Most people have taken an antibiotic to treat a bacterial infection. Now researchers from the University of North Carolina at Chapel Hill and the University of San Diego, La Jolla, reveal that the way we often think about antibiotics – as straightforward killing machines – needs to be revised.
The work, led by Elizabeth Shank, an assistant professor of biology in the UNC-Chapel Hill College of Arts and Sciences as well as microbiology and immunology in the UNC-Chapel Hill School of Medicine, and Rachel Bleich, a graduate student in the UNC-Chapel Hill Eshelman School of Pharmacy, not only adds a new dimension to how we treat infections, but also might change our understanding of why bacteria produce antibiotics in the first place.
“For a long time we’ve thought that bacteria make antibiotics for the same reasons that we love them – because they kill other bacteria,” said Shank, whose work appears in the February 23 Early Edition of the Proceedings of the National Academy of Sciences. “However, we’ve also known that antibiotics can sometimes have pesky side-effects, like stimulating biofilm formation.”
Shank and her team now show that this side-effect – the production of biofilms – is not a side-effect after all, suggesting that bacteria may have evolved to produce antibiotics in order to produce biofilms and not only for their killing abilities.
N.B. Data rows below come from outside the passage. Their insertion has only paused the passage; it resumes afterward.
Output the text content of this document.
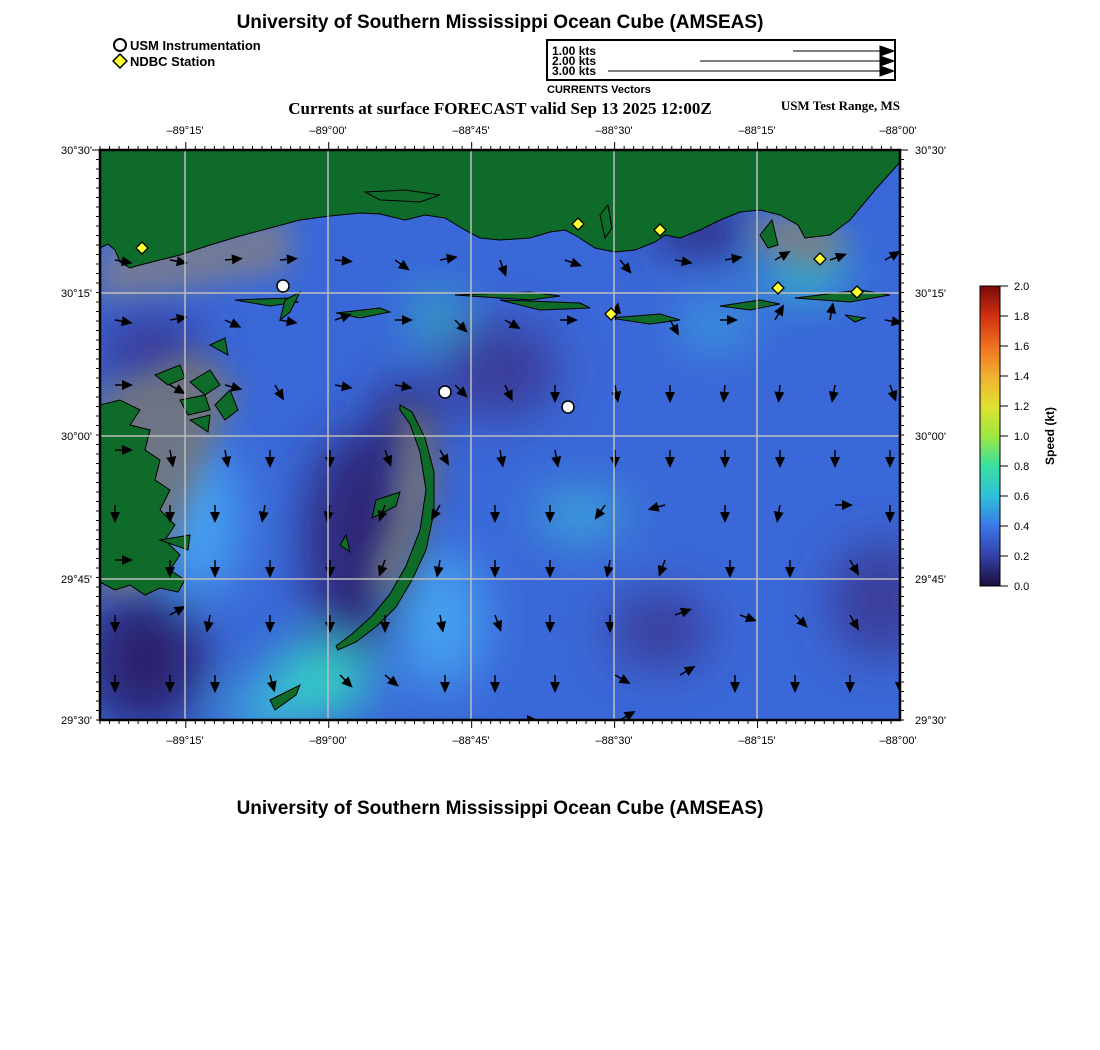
University of Southern Mississippi Ocean Cube (AMSEAS)
USM Instrumentation
NDBC Station
1.00 kts
2.00 kts
3.00 kts
CURRENTS Vectors
Currents at surface FORECAST valid Sep 13 2025 12:00Z	USM Test Range, MS
–89°15'	–89°00'	–88°45'	–88°30'	–88°15'	–88°00'
–89°15'	–89°00'	–88°45'	–88°30'	–88°15'	–88°00'
30°30'
30°15'
30°00'
29°45'
29°30'
30°30'
30°15'
30°00'
29°45'
29°30'
2.0
1.8
1.6
1.4
1.2
1.0
0.8
0.6
0.4
0.2
0.0
Speed (kt)
University of Southern Mississippi Ocean Cube (AMSEAS)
Biofilms are communities of bacteria that form on surfaces, a phenomenon dentists usually refer to as plaque. Biofilms are everywhere. In many cases, biofilms can be beneficial, such as when they protect plant roots from pathogens. But they can also harm, for instance when they form on medical catheters or feeding tubes in patients, causing disease.
“It was never that surprising that many bacteria form biofilms in response to antibiotics: it helps them survive an attack. But it’s always been thought that this was a general stress response, a kind of non-specific side-effect of antibiotics. Our findings indicate that this isn’t true. We’ve discovered an antibiotic that very specifically activates biofilm formation, and does so in a way that has nothing to do with its ability to kill.”
Shank and her team previously reported that the soil bacterium Bacillus cereus could stimulate the bacterium Bacillus subtilis to form a biofilm in response to an unknown secreted signal. B. subtilis is found in soil and the gastrointestinal tract of humans.
Using imaging mass spectrometry, they subsequently identified the signaling compound that induced biofilm production as thiocillin, a member of a class of antibiotics called thiazolyl peptide antibiotics, which are produced by a range of bacteria.
At that point, Shank and her colleagues knew thiocillin had two very specific and different functions, but they didn’t know why – and wanted to know how it worked. That’s when they modified thiocillin’s structure in a way that eliminated thiocillin’s antibiotic activity, but did not halt biofilm production.
“That suggests that antibiotics can independently and simultaneously induce potentially dangerous biofilm formation in other bacteria and that these activities may be acting through specific signaling pathways,” said Shank. “It has generated further discussion about the evolution of antibiotic activity, and the fact that some antibiotics being used therapeutically may induce biofilm formation in a strong and specific way, which has broad implications for human health.”